Kronologi Kematian Azwar, Tersangka Kasus Kekerasan Seksual di JIS

Damar Iradat    •    Kamis, 04 Jun 2015 12:25 WIB
kekerasan seksual anak
Kronologi Kematian Azwar, Tersangka Kasus Kekerasan Seksual di JIS
Tiga dari lima terpidana kasus pelecehan seksual di Jakarta International School (JIS). (Foto: MI/Panca)

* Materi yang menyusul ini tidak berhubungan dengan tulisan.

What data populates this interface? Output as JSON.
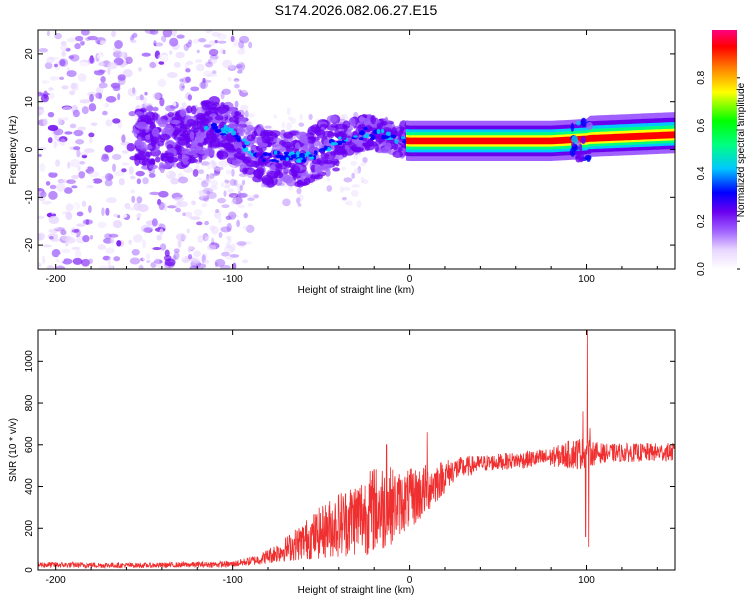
{
  "figure_title": "S174.2026.082.06.27.E15",
  "chart_data": [
    {
      "type": "heatmap",
      "title": "S174.2026.082.06.27.E15",
      "xlabel": "Height of straight line (km)",
      "ylabel": "Frequency (Hz)",
      "xlim": [
        -210,
        150
      ],
      "ylim": [
        -25,
        25
      ],
      "xticks": [
        -200,
        -100,
        0,
        100
      ],
      "yticks": [
        -20,
        -10,
        0,
        10,
        20
      ],
      "colorbar": {
        "label": "Normalized spectral amplitude",
        "range": [
          0,
          1
        ],
        "ticks": [
          0.0,
          0.2,
          0.4,
          0.6,
          0.8
        ],
        "colormap": [
          "#ffffff",
          "#e8d6ff",
          "#a060ff",
          "#6a00f0",
          "#0000ff",
          "#00c8ff",
          "#00ff80",
          "#00ff00",
          "#ffff00",
          "#ff8000",
          "#ff0000",
          "#ff0080"
        ]
      },
      "features": {
        "noise_region_x": [
          -210,
          -120
        ],
        "noise_freq_range": [
          -25,
          25
        ],
        "track": [
          {
            "x": -150,
            "f": 1.5
          },
          {
            "x": -130,
            "f": 2
          },
          {
            "x": -110,
            "f": 5
          },
          {
            "x": -100,
            "f": 3
          },
          {
            "x": -90,
            "f": 0
          },
          {
            "x": -80,
            "f": -2
          },
          {
            "x": -70,
            "f": -1
          },
          {
            "x": -60,
            "f": -2
          },
          {
            "x": -50,
            "f": 0
          },
          {
            "x": -35,
            "f": 2.5
          },
          {
            "x": -25,
            "f": 3.5
          },
          {
            "x": -15,
            "f": 3
          },
          {
            "x": -5,
            "f": 2
          },
          {
            "x": 0,
            "f": 1.8
          },
          {
            "x": 20,
            "f": 1.8
          },
          {
            "x": 80,
            "f": 1.8
          },
          {
            "x": 100,
            "f": 2.2
          },
          {
            "x": 150,
            "f": 3
          }
        ],
        "strong_band_x": [
          0,
          150
        ],
        "strong_band_f": 1.8
      }
    },
    {
      "type": "line",
      "title": "",
      "xlabel": "Height of straight line (km)",
      "ylabel": "SNR (10 * v/v)",
      "xlim": [
        -210,
        150
      ],
      "ylim": [
        0,
        1150
      ],
      "xticks": [
        -200,
        -100,
        0,
        100
      ],
      "yticks": [
        0,
        200,
        400,
        600,
        800,
        1000
      ],
      "color": "#f03030",
      "series": [
        {
          "name": "SNR",
          "envelope": [
            {
              "x": -210,
              "mean": 25,
              "noise": 15
            },
            {
              "x": -150,
              "mean": 22,
              "noise": 12
            },
            {
              "x": -100,
              "mean": 28,
              "noise": 15
            },
            {
              "x": -85,
              "mean": 50,
              "noise": 25
            },
            {
              "x": -70,
              "mean": 100,
              "noise": 60
            },
            {
              "x": -55,
              "mean": 160,
              "noise": 110
            },
            {
              "x": -40,
              "mean": 220,
              "noise": 160
            },
            {
              "x": -25,
              "mean": 270,
              "noise": 200
            },
            {
              "x": -15,
              "mean": 300,
              "noise": 220
            },
            {
              "x": -5,
              "mean": 320,
              "noise": 150
            },
            {
              "x": 5,
              "mean": 360,
              "noise": 140
            },
            {
              "x": 15,
              "mean": 420,
              "noise": 100
            },
            {
              "x": 25,
              "mean": 480,
              "noise": 60
            },
            {
              "x": 40,
              "mean": 510,
              "noise": 40
            },
            {
              "x": 60,
              "mean": 525,
              "noise": 40
            },
            {
              "x": 80,
              "mean": 540,
              "noise": 45
            },
            {
              "x": 95,
              "mean": 560,
              "noise": 80
            },
            {
              "x": 110,
              "mean": 560,
              "noise": 45
            },
            {
              "x": 150,
              "mean": 565,
              "noise": 45
            }
          ],
          "spikes": [
            {
              "x": 98,
              "y": 760
            },
            {
              "x": 99.5,
              "y": 160
            },
            {
              "x": 100.5,
              "y": 1150
            },
            {
              "x": 101.2,
              "y": 110
            },
            {
              "x": 102,
              "y": 680
            },
            {
              "x": -13,
              "y": 600
            },
            {
              "x": 10,
              "y": 660
            },
            {
              "x": -20,
              "y": 480
            }
          ]
        }
      ]
    }
  ]
}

Metrotvnews.com, Jakarta: Kematian Azwar, salah satu tersangka kasus kekerasan seksual di JIS, dianggap janggal. Kuasa hukum Azwar, Saut Irianto Rajagukguk, tak percaya kliennya bunuh diri.
 
Azwar beserta lima cleaning service dari PT ISS sempat diperiksa dan ditahan di Polda Metro Jaya atas dugaan melakukan kekerasan seksual MAK, siswa TK JIS. Pemeriksaan terhadap keenam tersangka diduga dibumbui kekerasan. Ujungnya para tersangka terpaksa mengakui perbuatan yang menurut mereka tidak mereka lakukan.
 
Berikut kronologi kekerasan yang dialami Azwar, menurut tim kuasa hukum:
 
Pada 26 April 2014, Azwar ditangkap dan ditahan penyidik Polda Metro Jaya. Agar mengakui perbuatannya, penyidik diduga melakukan penyiksaan kepada enam tersangka, termasuk Azwar.
 
Pertama, Azwar mendapat pukulan pada bagian wajah dan kepala. Tak cukup sampai di situ, Azwar juga dicambuk menggunakan selang air ke bagian perut dan punggung.
 
Penyidik kemudian mengoleskan kemaluan Azwar dengan balsem. Selain itu, kemaluannya juga dijepit menggunakan jepitan kertas.
 
Setelah itu, Azwar diseret ke kamar mandi dan pada saat keluar sudah dalam keadaan menggigil, basah kuyup, dan babak belur. Azwar juga sempat ditodong dengan senjata api di hadapan rekan-rekannya oleh salah seorang penyidik.
 
Kemudian, mata Azwar juga diplester menggunakan lakban hitam dan kembali dipukuli oleh penyidik. Tepat pukul 12.30, Azwar minta izin ke toilet dan ditemani oleh salah seorang penyidik. Tak berapa lama, terdengar seperti orang terjatuh. Sejak saat itu Azwar tak pernah kembali ke sel.
 
Pada pukul 16.00, saat kelima tersangka lain tengah di-BAP oleh penyidik, ada seseorang dari rumah sakit yang mengabarkan bahwa kondisi Azwar sekarat. Namun, jawaban seorang penyidik terkesan tidak peduli. "Mau diapain aja terserah, mampus juga biarin!" Pada saat itu diketahui bahwa Azwar tengah berada di rumah sakit karena dikatakan meminum cairan pembersih.
 
Akhirnya, pada pukul 18.30, seorang penyidik mengabarkan kepada lima tersangka lain jika Azwar meninggal.  Penyidik juga memperingatkan kelima tersangka lain agar mengakui perbuatan tersebut kalau tak ingin bernasib seperti Azwar.